1. Field of the Invention:
This invention relates to zoom lenses suited for use in still cameras, cine cameras, video cameras or the like, and more particularly to zoom lenses having a large zoom ratio with a high relative aperture and a compact form.
2. Description of the Prior Art:
Conventionally, four lens components constituting a zoom lens system, or in the so-called 4-component zoom lens, are arranged as represented by a thin lens system of FIG. 1, so that when zooming, the 2nd component 2 counting from the object side is moved axially to change the image magnification, and the 3rd component 3 is simultaneously moved axially to compensate for the image shift, as is well known to those skilled in the art. As examples of this, mention may be made of those disclosed in Japanese Pat. Nos. Sho 39-6128 and 39-13841, and U.S. Pat. No. 2,847,907. These lens systems each comprise, as has been stated above, the 1st component 1 which remains stationary during zooming, followed by the 2nd component 2 having a strong negative refractive power and axially movable in a large range to effect variation of the image magnification, and the 3rd component 3 of positive or negative power axially movable to effect compensation for the shift of the image plane 5 resulting from the change of the image magnification followed by a positive or negative 4th component 4 by which an image of an object is formed.

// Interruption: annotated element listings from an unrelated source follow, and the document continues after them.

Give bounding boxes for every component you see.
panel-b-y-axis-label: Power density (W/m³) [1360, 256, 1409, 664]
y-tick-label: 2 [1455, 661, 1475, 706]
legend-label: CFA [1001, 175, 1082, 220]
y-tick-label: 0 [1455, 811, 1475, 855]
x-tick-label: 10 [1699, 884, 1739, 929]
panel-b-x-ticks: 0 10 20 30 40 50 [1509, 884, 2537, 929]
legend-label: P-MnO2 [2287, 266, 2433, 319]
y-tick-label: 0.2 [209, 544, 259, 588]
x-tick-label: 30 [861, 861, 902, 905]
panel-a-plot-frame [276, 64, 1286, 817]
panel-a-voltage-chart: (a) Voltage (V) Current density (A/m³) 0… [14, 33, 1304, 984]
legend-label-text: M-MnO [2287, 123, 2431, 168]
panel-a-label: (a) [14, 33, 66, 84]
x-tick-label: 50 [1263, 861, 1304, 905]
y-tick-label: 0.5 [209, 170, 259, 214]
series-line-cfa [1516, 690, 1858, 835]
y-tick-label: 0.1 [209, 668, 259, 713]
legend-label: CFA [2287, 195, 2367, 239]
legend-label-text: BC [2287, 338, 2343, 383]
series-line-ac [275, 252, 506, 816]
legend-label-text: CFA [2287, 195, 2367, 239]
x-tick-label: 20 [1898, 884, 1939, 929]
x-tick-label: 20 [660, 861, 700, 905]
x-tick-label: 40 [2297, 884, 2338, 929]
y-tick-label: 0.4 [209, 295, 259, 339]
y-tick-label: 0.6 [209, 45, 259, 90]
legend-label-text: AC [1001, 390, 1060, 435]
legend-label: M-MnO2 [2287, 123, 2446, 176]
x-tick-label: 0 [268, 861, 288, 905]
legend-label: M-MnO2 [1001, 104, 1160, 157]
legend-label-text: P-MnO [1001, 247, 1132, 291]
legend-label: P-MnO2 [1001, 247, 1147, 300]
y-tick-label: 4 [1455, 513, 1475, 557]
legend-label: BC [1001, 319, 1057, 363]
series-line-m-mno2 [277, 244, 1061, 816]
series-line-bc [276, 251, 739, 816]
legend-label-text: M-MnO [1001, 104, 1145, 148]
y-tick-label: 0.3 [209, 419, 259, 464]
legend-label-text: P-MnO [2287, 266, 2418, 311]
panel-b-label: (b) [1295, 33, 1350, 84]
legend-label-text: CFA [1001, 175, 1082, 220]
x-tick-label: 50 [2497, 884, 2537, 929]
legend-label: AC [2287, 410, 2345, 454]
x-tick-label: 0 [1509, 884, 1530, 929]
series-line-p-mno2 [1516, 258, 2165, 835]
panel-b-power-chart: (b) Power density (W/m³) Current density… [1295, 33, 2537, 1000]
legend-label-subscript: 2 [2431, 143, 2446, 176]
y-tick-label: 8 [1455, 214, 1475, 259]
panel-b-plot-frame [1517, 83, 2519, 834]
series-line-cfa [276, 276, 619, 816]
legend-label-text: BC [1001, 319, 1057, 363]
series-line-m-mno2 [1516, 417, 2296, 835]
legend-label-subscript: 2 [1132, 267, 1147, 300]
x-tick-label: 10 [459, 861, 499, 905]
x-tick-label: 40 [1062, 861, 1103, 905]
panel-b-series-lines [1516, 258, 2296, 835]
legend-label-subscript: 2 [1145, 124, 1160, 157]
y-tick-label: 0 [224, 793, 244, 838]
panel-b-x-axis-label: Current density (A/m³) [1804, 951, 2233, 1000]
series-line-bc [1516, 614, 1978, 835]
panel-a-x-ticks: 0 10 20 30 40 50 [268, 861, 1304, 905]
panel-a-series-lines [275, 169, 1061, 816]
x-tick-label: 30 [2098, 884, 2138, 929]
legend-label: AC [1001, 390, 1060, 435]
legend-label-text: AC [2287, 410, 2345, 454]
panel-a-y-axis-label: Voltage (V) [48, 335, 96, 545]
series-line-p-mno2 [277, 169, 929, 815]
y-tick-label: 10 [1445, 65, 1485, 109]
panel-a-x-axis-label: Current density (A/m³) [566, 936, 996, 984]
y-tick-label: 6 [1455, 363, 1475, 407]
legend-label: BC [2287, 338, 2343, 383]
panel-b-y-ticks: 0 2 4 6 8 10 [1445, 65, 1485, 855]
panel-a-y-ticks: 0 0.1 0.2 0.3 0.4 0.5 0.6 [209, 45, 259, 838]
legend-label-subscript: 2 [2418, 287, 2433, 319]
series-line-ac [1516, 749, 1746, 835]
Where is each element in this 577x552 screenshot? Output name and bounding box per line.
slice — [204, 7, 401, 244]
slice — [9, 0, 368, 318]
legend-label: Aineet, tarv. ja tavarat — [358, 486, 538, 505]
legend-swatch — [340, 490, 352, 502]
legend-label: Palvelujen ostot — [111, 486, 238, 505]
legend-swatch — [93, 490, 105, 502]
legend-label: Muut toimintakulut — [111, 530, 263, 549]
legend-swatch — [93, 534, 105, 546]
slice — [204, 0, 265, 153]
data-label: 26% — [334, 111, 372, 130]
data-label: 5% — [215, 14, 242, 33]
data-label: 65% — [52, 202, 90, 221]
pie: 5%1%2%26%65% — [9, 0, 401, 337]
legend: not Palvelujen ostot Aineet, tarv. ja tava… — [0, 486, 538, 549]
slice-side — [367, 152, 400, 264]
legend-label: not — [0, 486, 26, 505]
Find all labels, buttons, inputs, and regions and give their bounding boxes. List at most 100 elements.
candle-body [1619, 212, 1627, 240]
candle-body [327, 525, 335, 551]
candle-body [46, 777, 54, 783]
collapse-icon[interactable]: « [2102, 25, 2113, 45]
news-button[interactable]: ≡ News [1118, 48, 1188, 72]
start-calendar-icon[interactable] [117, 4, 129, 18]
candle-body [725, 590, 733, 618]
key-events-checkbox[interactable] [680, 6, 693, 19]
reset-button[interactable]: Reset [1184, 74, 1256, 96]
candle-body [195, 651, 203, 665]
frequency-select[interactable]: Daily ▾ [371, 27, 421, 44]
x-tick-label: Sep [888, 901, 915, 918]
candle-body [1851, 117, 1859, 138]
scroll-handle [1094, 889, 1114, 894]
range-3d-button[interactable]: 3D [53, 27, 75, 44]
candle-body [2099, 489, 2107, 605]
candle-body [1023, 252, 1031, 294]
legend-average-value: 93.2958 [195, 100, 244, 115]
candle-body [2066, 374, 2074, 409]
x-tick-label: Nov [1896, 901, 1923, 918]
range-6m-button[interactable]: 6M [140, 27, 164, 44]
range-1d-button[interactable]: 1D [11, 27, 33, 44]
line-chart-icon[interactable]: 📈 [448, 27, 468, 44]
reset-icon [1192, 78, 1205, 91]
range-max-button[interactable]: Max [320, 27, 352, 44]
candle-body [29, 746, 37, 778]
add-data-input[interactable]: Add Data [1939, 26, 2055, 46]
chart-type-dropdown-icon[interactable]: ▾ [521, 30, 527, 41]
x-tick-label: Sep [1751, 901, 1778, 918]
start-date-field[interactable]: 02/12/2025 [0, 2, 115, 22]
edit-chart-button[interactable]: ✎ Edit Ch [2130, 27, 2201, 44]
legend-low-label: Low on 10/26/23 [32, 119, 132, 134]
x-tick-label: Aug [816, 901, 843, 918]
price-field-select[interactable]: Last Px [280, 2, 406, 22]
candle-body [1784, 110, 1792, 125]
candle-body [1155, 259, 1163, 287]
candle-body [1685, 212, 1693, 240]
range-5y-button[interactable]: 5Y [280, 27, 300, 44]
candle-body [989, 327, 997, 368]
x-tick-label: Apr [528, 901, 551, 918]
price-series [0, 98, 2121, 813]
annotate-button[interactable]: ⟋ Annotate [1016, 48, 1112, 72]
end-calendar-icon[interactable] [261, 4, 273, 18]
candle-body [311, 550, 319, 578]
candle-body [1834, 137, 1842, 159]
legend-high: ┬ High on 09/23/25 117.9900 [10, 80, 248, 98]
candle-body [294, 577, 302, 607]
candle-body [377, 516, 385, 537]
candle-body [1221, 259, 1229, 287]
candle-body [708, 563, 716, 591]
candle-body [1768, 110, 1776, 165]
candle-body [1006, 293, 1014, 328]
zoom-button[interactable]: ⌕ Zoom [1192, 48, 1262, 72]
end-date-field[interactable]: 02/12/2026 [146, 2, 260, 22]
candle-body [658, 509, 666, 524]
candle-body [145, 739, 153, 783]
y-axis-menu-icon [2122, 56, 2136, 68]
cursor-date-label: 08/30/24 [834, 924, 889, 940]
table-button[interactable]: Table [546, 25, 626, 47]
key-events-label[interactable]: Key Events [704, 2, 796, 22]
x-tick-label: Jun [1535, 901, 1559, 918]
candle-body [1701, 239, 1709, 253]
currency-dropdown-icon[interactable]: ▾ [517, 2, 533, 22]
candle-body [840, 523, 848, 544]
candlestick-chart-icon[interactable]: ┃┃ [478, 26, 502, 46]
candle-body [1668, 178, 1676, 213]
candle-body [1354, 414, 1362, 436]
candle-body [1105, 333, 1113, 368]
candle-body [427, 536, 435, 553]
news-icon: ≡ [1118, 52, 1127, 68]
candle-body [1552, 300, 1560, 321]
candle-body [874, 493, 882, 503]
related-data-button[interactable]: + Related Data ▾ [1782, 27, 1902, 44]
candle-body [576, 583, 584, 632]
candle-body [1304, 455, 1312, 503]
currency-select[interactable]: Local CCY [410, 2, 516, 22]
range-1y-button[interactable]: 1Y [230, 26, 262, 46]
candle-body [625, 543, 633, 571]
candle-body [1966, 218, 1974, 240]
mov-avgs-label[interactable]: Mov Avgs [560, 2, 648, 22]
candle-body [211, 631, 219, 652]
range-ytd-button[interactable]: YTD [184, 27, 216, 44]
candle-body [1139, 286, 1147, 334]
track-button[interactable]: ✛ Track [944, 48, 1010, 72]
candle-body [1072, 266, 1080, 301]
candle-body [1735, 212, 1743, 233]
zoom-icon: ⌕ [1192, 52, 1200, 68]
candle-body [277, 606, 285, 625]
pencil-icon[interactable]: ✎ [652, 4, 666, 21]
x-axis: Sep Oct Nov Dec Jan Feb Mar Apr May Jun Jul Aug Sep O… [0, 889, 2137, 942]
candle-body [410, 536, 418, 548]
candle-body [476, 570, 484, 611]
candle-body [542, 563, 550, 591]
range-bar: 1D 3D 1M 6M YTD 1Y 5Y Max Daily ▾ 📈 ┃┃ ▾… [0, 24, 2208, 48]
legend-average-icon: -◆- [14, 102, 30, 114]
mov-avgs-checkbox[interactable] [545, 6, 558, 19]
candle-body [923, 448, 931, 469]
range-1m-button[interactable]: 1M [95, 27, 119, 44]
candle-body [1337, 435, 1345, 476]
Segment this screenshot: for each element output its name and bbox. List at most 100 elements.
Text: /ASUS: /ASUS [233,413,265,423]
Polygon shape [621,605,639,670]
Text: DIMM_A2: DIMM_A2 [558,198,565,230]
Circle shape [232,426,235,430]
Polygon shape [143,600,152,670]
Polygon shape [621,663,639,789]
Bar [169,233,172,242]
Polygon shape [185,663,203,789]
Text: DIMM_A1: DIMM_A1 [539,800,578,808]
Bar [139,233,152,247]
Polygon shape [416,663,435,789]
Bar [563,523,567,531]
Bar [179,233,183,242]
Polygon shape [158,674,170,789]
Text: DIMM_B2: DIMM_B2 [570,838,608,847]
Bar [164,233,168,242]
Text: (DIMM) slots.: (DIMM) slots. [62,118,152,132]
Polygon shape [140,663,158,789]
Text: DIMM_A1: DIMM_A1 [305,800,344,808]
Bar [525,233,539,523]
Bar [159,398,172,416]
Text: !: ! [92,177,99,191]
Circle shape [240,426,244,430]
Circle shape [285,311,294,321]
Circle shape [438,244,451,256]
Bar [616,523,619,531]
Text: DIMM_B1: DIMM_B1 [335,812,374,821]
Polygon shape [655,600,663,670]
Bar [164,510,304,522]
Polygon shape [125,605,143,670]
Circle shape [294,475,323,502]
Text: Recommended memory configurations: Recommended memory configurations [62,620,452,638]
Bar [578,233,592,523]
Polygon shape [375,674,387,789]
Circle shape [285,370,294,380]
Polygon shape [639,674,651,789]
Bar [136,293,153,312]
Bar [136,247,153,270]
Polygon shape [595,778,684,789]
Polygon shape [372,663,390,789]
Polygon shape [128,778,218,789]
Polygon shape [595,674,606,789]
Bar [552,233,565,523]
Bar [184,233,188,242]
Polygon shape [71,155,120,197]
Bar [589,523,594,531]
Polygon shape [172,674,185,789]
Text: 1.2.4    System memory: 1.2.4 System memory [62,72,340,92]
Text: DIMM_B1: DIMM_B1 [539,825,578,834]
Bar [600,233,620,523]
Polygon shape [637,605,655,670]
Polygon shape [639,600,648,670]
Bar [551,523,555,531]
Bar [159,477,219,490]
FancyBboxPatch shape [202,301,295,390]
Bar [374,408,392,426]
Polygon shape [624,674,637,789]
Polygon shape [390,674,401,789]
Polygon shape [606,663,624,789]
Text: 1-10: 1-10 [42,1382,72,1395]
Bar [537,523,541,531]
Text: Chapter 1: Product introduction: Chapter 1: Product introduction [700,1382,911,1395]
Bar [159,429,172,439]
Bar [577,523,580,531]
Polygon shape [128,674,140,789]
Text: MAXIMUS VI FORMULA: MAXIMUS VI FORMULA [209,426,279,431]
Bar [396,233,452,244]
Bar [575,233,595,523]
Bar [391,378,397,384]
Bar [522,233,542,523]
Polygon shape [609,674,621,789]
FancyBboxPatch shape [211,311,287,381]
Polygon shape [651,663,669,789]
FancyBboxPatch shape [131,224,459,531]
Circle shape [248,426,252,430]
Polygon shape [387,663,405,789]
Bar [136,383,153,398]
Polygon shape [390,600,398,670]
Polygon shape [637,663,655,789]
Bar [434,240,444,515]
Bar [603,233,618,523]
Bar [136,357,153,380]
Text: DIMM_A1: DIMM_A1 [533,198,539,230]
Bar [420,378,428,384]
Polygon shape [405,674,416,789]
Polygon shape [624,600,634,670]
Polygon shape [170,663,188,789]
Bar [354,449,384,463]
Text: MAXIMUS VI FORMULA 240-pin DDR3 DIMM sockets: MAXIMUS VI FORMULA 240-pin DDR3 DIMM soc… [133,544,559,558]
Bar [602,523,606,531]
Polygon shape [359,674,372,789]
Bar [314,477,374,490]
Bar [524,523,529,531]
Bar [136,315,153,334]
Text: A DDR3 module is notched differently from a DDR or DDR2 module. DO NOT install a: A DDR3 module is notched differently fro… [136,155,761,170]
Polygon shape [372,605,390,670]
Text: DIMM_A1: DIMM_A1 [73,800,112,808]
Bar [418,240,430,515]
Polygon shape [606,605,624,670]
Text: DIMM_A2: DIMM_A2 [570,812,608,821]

With such zooming arrangement, when to increase the relative aperture of that zoom lens, the 1st component 1 is given a positive refractive power, for, as the light bundle is converged, the heights of incidence of light rays on the 2nd through 4th components from the optical axis are lowerd, to thereby facilitate correction of aberrations. In order for the 2nd component to accomplish the image magnification variation, it is effective to give the 2nd component a strong negative refractive power. The conventional zoom lens has the provision of the strong negative power in this or 2nd component and makes use of this component as the variator. It is, therefore, possible to reduce the total axial movement while preserving the large zoom ratio. On the other hand, however, concerning the accuracy to which the 2nd component is positioned, there is a drawback that the tolerance of the design parameters of the operating mechanism therefor becomes severe. A further increase in the refractive power for facilitating achievement of an advance in the compactness results in the need for a more stringent precision accuracy manufacturing technique.
In Japanese Laid-Open Patent Application No. Sho 57-5012, this or 2nd component is shown as remaining stationary during zooming. However, this patent with the specific example of the stationary 2nd component reveals that when zooming from the wide angle to the telephoto position, the image magnification of the 2nd component varies in a range of from -0.468 to -0.782, or from -0.351 to -0.556. This implies that the 2nd component is used in providing a relatively low image magnification. Therefore, the magnificating changing efficiency was poor, giving a low zoom ratio, and the bulk and size of the lens system was not sufficiently reduced.
Also, in Japanese Patent Application No. Sho 39-6128, the 3rd component is made fixed, but the 4th component is made movable axially to effect image shift compensation, and the 5th component is given the image forming function
Since these conventional examples have the zooming provision in the components of strong refractive powers, for a given range is obtained, a lesser total movement suffices, being advantageous at a minimization of the bulk and size. However, the operating mechanism for the very powerful components must be manufactured within a severe precision accuracy. In addition to this disadvantage, when the refractive power of the component is further increased for the purpose of minimizing the bulk and size, a severer accuracy is required. This is valid even in the zoom lenses having an increased number of zoom components, for example, that disclosed in Japanese Laid-Open Patent Application No. Sho 50-149360.
It is further known to provide a zoom lens in which while the 2nd component is moved axially to effect variation of the image magnification, the 1st and 3rd components are moved axially as a unit to effect image shift compensation. As this type zoom lens mention may be made of those disclosed in Japanese Pat. Nos. Sho 41-13667, 44-14877 and 45-8840 wherein, as has been stated above, the 2nd component axially moving has the image magnification varying function which is heightened by the 1st component when made to axially move in differential relation to the 2nd component, and wherein the 1st and 3rd components are made to move axially as a unit in a non-linear path to maintain the constant position of the image plane, and the following or 4th component of positive or negative power forms an image of an object at the plane.
In such conventional zoom lenses, the 2nd component should have the strong refractive power when the large magnification varying effect can be obtained by a lesser total movement thereof. However, there is a problem that the precision accuracies of control members such as a cam for the 2nd component against the backrush, decentering and the like have to be rigorously restricted. In particular, for an advance in the compactness is achieved, an increase in the refractive power calls for a more rigorous requirement for the precision accuracy of the cam.